Russia's Olympic Asbestos Policy 

by Laurie Kazan-Allen



Six years ago, when Russia was awarded the 2014 Winter Olympic and Paralympic Games, familiar alarm bells started ringing in the IBAS office. With all the new construction which would be needed for the Games and knowing that Russia was the world's leading asbestos producing country, it was natural to wonder whether asbestos would be used in the construction of the stadia, arenas, dormitories and assorted buildings required for such a world class event. While Human Rights Watch has spoken out about abuses of workers and environmentalists have provided evidence of illegal dumping, the destruction of forests and the negative impact on wildlife, no one has commented on whether or not asbestos is being used in Sochi.1

Attempts to ascertain the current situation have been ongoing for a number of months. Wide-ranging enquires have been made including letters, faxes and emails sent to President Putin, Sergei Donskoi, Minister of Natural Resources and the Environment, Rinat Guizatoulin, Deputy Minister of Natural Resources, and Alexander Vladimirovich Yakovenko, the Russian Ambassador to the UK. No one has responded.
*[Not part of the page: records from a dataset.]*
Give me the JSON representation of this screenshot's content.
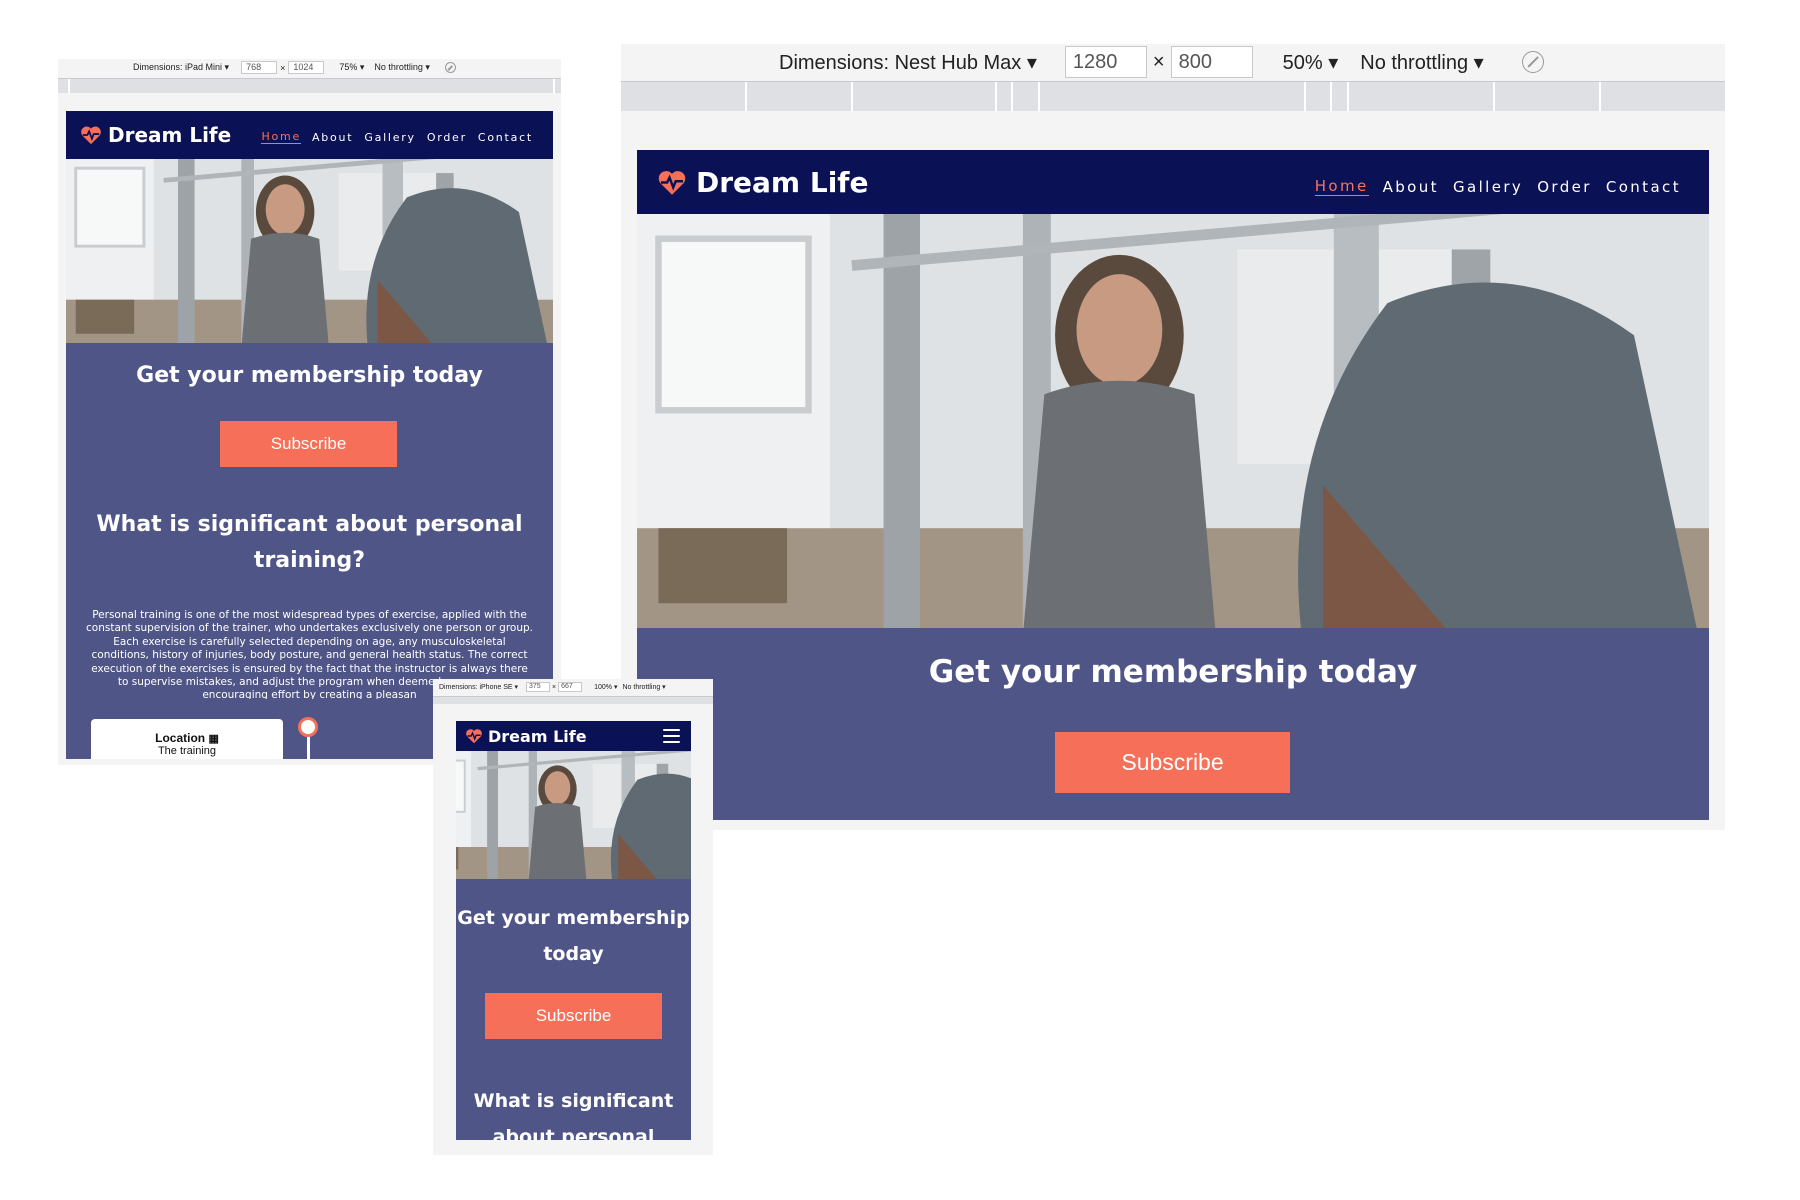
{
  "site": {
    "brand": "Dream Life",
    "nav": [
      "Home",
      "About",
      "Gallery",
      "Order",
      "Contact"
    ],
    "active_nav": "Home",
    "hero_heading": "Get your membership today",
    "subscribe_label": "Subscribe",
    "section_heading": "What is significant about personal training?",
    "section_heading_mobile_visible": "What is significant about personal",
    "body_text": "Personal training is one of the most widespread types of exercise, applied with the constant supervision of the trainer, who undertakes exclusively one person or group. Each exercise is carefully selected depending on age, any musculoskeletal conditions, history of injuries, body posture, and general health status. The correct execution of the exercises is ensured by the fact that the instructor is always there to supervise mistakes, and adjust the program when deemed necessary, encouraging effort by creating a pleasan",
    "location_title": "Location",
    "location_sub": "The training",
    "colors": {
      "header_bg": "#0b1155",
      "content_bg": "#4f5587",
      "accent": "#f56f59",
      "text": "#ffffff"
    },
    "icons": [
      "heart-pulse-icon",
      "map-icon",
      "hamburger-menu-icon"
    ]
  },
  "devtools": {
    "ipad": {
      "device": "Dimensions: iPad Mini",
      "width": "768",
      "height": "1024",
      "zoom": "75%",
      "throttling": "No throttling"
    },
    "nest": {
      "device": "Dimensions: Nest Hub Max",
      "width": "1280",
      "height": "800",
      "zoom": "50%",
      "throttling": "No throttling"
    },
    "iphone": {
      "device": "Dimensions: iPhone SE",
      "width": "375",
      "height": "667",
      "zoom": "100%",
      "throttling": "No throttling"
    }
  }
}
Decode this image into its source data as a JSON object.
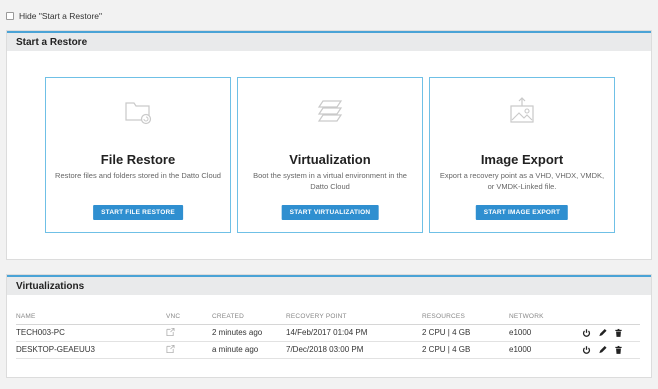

As well as being frustrating this clampdown is puzzling. Information obtained by a Russian colleague suggests that the use of asbestos had been banned by stipulations contained in the Green Standard for the Olympics, which had been prepared by the Russian authorities at the request of the International Olympics Committee prior to the commencement of Olympic construction.2

The Green Standards document sets out international standards and requirements for construction materials and processes which had been approved for the Sochi Games. Paragraph 9 of this Russian language document details requirements for construction materials; sub-paragraph 9.3 includes asbestos on a list of prohibited materials.

If the Olympics asbestos ban is being observed in Sochi, then the Russian authorities are just one of a number of governments applying one set of standards for Olympic construction and another for other building projects. The Chinese authorities banned asbestos from the 2008 Beijing Olympics and the 2010 Asian Games;3 this in a country which leads the world in asbestos consumption – in 2010, China used more than 600,000 tonnes of asbestos. India, the world's largest market for asbestos imports, banned the use of asbestos in the construction of the 19th Commonwealth Games in New Delhi in 2010 even though elsewhere in the country over 400,000 tonnes were used that year.4

Clearly, given the fact that Russia and Brazil, the first and third largest asbestos producers, have, between them, been awarded the Winter Olympics 2014 (Sochi) and the 2014 FIFA World Cup (Brazil) and the 2016 Summer Olympics (Rio de Janeiro), there is interest in establishing whether asbestos will or won't be used. While it seems possible that Russia has decided to spare international athletes, foreign visitors and Olympic ticketholders from potential exposure to asbestos, the Brazilian situation remains even more opaque. It is easy to see why. If the Brazilian authorities admit that they have banned asbestos from their events, they are exposed as hypocrites for protecting some individuals but not others. If President Dilma Rousseff and her Government have accepted the need to safeguard the health of foreign visitors, why were no steps taken in 2011 to prevent a reported 185,322 tonnes from being used in Brazil and 134,122 tonnes from being exported. Enquiries made in Brazil have, up until now, proved fruitless. Perhaps, Brazilian citizens might wish to confront the authorities about these issues? The world has a right to know that when they come to Brazil for the World Cup, it will be soccer, sun and sand they will be exposed to and not asbestos.

And as for the Russian Olympics, if the Green Standard is being scrupulously adhered to by contractors, the Sochi Games will set a precedent for Russian society: it will reveal that life without asbestos is not only possible but preferable. How then will the Russian delegates to the May 2013 meeting of the Rotterdam Convention be able to refuse permission to include chrysotile asbestos on a list of hazardous materials? After all, if Russian asbestos was too dangerous to use in Sochi, surely it is too dangerous to use elsewhere.

March 1, 2013


1 Herszenhorn DM, Putin Faces Risks in Bringing Olympics to a Sleepy Resort. February 17, 2013.
Also see: Human Rights Watch. Race to the Bottom. February 13, 2013.

2 Russian:

3 Kazan-Allen L. China Increases Asbestos Restrictions. February 27, 2011.

4 Kazan-Allen L. Why no Asbestos Use at the Commonwealth Games 2010? October 4, 2010.